High-Frequency Semantics and Geometric Priors for End-to-End Detection Transformers in Challenging UAV Imagery
Journal:
arXiv
Published Date:
Jul 1, 2025
Abstract
Unmanned Aerial Vehicle-based Object Detection (UAV-OD) faces substantial
challenges, including small target sizes, high-density distributions, and
cluttered backgrounds in UAV imagery. Current algorithms often depend on
hand-crafted components like anchor boxes, which demand fine-tuning and exhibit
limited generalization, and Non-Maximum Suppression (NMS), which is
threshold-sensitive and prone to misclassifying dense objects. These generic
architectures thus struggle to adapt to aerial imaging characteristics,
resulting in performance limitations. Moreover, emerging end-to-end frameworks
have yet to effectively mitigate these aerial-specific challenges.To address
these issues, we propose HEGS-DETR, a comprehensively enhanced, real-time
Detection Transformer framework tailored for UAVs.
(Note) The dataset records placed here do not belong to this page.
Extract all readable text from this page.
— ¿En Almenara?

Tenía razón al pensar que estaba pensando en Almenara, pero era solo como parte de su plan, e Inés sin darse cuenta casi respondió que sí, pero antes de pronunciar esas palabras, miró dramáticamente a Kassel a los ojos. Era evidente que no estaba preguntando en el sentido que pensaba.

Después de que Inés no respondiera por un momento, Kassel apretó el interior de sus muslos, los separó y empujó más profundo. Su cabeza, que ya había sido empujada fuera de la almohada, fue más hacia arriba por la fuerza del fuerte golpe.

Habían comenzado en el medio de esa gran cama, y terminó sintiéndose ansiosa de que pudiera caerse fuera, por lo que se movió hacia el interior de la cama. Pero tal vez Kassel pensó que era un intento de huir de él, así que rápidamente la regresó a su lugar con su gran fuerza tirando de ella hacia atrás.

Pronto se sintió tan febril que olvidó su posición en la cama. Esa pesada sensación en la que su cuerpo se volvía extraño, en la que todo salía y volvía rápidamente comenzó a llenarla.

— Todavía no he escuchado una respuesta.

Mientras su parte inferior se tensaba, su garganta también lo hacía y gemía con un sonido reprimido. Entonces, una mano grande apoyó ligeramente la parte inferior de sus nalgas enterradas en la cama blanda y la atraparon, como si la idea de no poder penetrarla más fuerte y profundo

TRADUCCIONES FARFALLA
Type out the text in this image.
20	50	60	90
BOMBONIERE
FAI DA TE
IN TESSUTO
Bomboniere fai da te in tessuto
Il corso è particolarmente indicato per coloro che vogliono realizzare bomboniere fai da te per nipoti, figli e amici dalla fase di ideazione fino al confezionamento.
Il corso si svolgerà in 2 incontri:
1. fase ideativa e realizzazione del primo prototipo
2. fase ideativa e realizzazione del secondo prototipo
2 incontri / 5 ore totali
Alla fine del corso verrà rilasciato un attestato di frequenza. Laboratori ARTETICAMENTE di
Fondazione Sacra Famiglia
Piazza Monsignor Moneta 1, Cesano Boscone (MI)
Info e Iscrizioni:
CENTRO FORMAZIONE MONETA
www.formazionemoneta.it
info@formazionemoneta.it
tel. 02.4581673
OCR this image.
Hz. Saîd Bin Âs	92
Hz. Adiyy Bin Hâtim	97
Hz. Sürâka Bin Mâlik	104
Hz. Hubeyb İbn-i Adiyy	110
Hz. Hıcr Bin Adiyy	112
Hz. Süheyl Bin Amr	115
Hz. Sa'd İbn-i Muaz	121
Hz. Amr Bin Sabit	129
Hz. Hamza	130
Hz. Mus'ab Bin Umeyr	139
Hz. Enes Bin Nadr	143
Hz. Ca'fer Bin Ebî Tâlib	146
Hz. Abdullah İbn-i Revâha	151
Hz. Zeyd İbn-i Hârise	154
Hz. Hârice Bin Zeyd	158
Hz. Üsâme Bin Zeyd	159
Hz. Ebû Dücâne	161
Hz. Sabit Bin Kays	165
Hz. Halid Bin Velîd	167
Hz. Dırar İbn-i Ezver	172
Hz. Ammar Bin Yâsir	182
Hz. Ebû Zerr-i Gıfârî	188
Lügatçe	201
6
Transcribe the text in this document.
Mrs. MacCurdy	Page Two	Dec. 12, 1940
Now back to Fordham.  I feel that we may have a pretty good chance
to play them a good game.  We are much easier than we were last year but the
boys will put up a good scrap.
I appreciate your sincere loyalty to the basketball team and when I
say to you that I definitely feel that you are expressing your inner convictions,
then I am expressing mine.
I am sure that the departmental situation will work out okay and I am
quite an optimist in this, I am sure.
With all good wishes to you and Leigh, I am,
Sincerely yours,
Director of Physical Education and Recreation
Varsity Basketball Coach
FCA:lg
First, we introduce the
High-Frequency Enhanced Semantics Network (HFESNet) as a novel backbone.
HFESNet preserves critical high-frequency spatial details to extract robust
semantic features, thereby improving discriminative capability for small and
occluded targets in complex backgrounds. Second, our Efficient Small Object
Pyramid (ESOP) strategy strategically fuses high-resolution feature maps with
minimal computational overhead, significantly boosting small object detection.
Finally, the proposed Selective Query Recollection (SQR) and Geometry-Aware
Positional Encoding (GAPE) modules enhance the detector's decoder stability and
localization accuracy, effectively optimizing bounding boxes and providing
explicit spatial priors for dense scenes. Experiments on the VisDrone dataset
demonstrate that HEGS-DETR achieves a 5.1% AP50 and 3.8% AP increase over the
baseline, while maintaining real-time speed and reducing parameter count by 4M.